Quando tomar suplementos de vitamina D?

Os suplementos só podem ser tomados após a constatação de deficiência de vitamina D e com a ORIENTAÇÃO MÉDICA (!!) para o consumo dessas doses extras. É preciso muito cuidado com o excesso desta vitamina.

Quais os riscos do consumo em excesso da vitamina D?

É importante destacar que o excesso de vitamina D só ocorre por meio da suplementação!! Isto porque os alimentos não contam com quantidades grandes da substância e a obtenção dela por meio dos raios solares é regulada pela pele, que cessa a produção de vitamina quando atinge os valores necessários. Porém, o excesso por meio dos suplementos mal administrados pode ser muito arriscado. Há a possiblidade de ocorrer a elevação da concentração de cálcio no sangue e isso pode provocar a calcificação de vários tecidos, sendo que o mais afetado é o rim, que chega até mesmo a perder sua função!

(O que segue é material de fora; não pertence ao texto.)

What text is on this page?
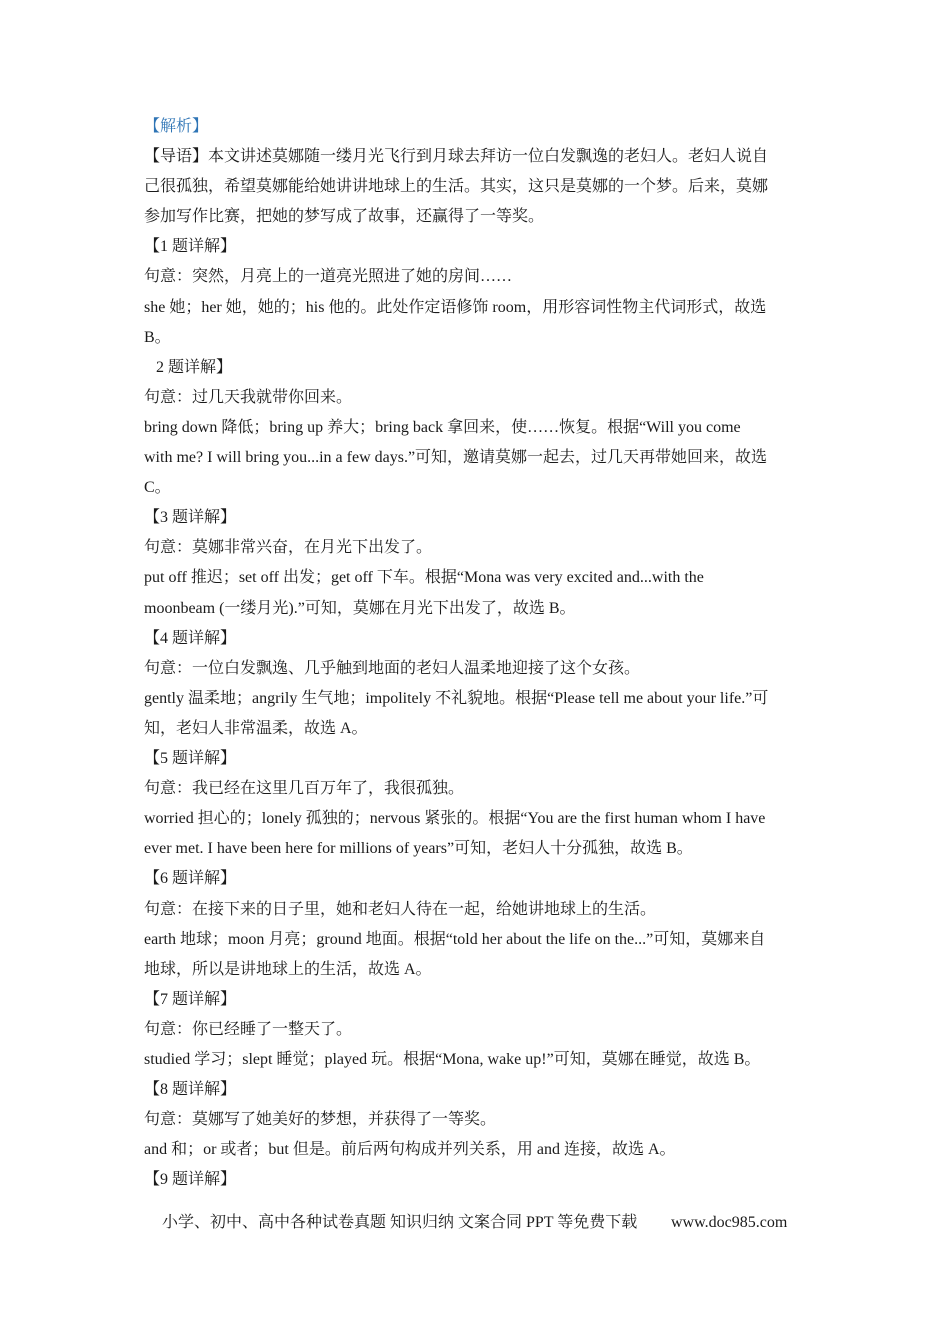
【解析】
【导语】本文讲述莫娜随一缕月光飞行到月球去拜访一位白发飘逸的老妇人。老妇人说自
己很孤独，希望莫娜能给她讲讲地球上的生活。其实，这只是莫娜的一个梦。后来，莫娜
参加写作比赛，把她的梦写成了故事，还赢得了一等奖。
【1 题详解】
句意：突然，月亮上的一道亮光照进了她的房间……
she 她；her 她，她的；his 他的。此处作定语修饰 room，用形容词性物主代词形式，故选
B。
2 题详解】
句意：过几天我就带你回来。
bring down 降低；bring up 养大；bring back 拿回来，使……恢复。根据“Will you come
with me? I will bring you...in a few days.”可知，邀请莫娜一起去，过几天再带她回来，故选
C。
【3 题详解】
句意：莫娜非常兴奋，在月光下出发了。
put off 推迟；set off 出发；get off 下车。根据“Mona was very excited and...with the
moonbeam (一缕月光).”可知，莫娜在月光下出发了，故选 B。
【4 题详解】
句意：一位白发飘逸、几乎触到地面的老妇人温柔地迎接了这个女孩。
gently 温柔地；angrily 生气地；impolitely 不礼貌地。根据“Please tell me about your life.”可
知，老妇人非常温柔，故选 A。
【5 题详解】
句意：我已经在这里几百万年了，我很孤独。
worried 担心的；lonely 孤独的；nervous 紧张的。根据“You are the first human whom I have
ever met. I have been here for millions of years”可知，老妇人十分孤独，故选 B。
【6 题详解】
句意：在接下来的日子里，她和老妇人待在一起，给她讲地球上的生活。
earth 地球；moon 月亮；ground 地面。根据“told her about the life on the...”可知，莫娜来自
地球，所以是讲地球上的生活，故选 A。
【7 题详解】
句意：你已经睡了一整天了。
studied 学习；slept 睡觉；played 玩。根据“Mona, wake up!”可知，莫娜在睡觉，故选 B。
【8 题详解】
句意：莫娜写了她美好的梦想，并获得了一等奖。
and 和；or 或者；but 但是。前后两句构成并列关系，用 and 连接，故选 A。
【9 题详解】
小学、初中、高中各种试卷真题 知识归纳 文案合同 PPT 等免费下载 www.doc985.com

Quem tem deficiência de vitamina D uma vez vai ter para sempre?

Não, a deficiência pode ser revertida. É possível fazer esta correção do quadro por meio de suplementação, lembrando que esta alternativa é válida somente após a orientação médica, e/ou tomando sol sem proteção solar nos braços e pernas durante vinte minutos todos os dias.

As janelas podem atrapalhar a absorção de vitamina D?

Sim, elas impedem a absorção. Isto ocorre porque os raios ultravioletas do tipo B (UVB), capazes de ativar a síntese da vitamina D, não conseguem atravessar os vidros.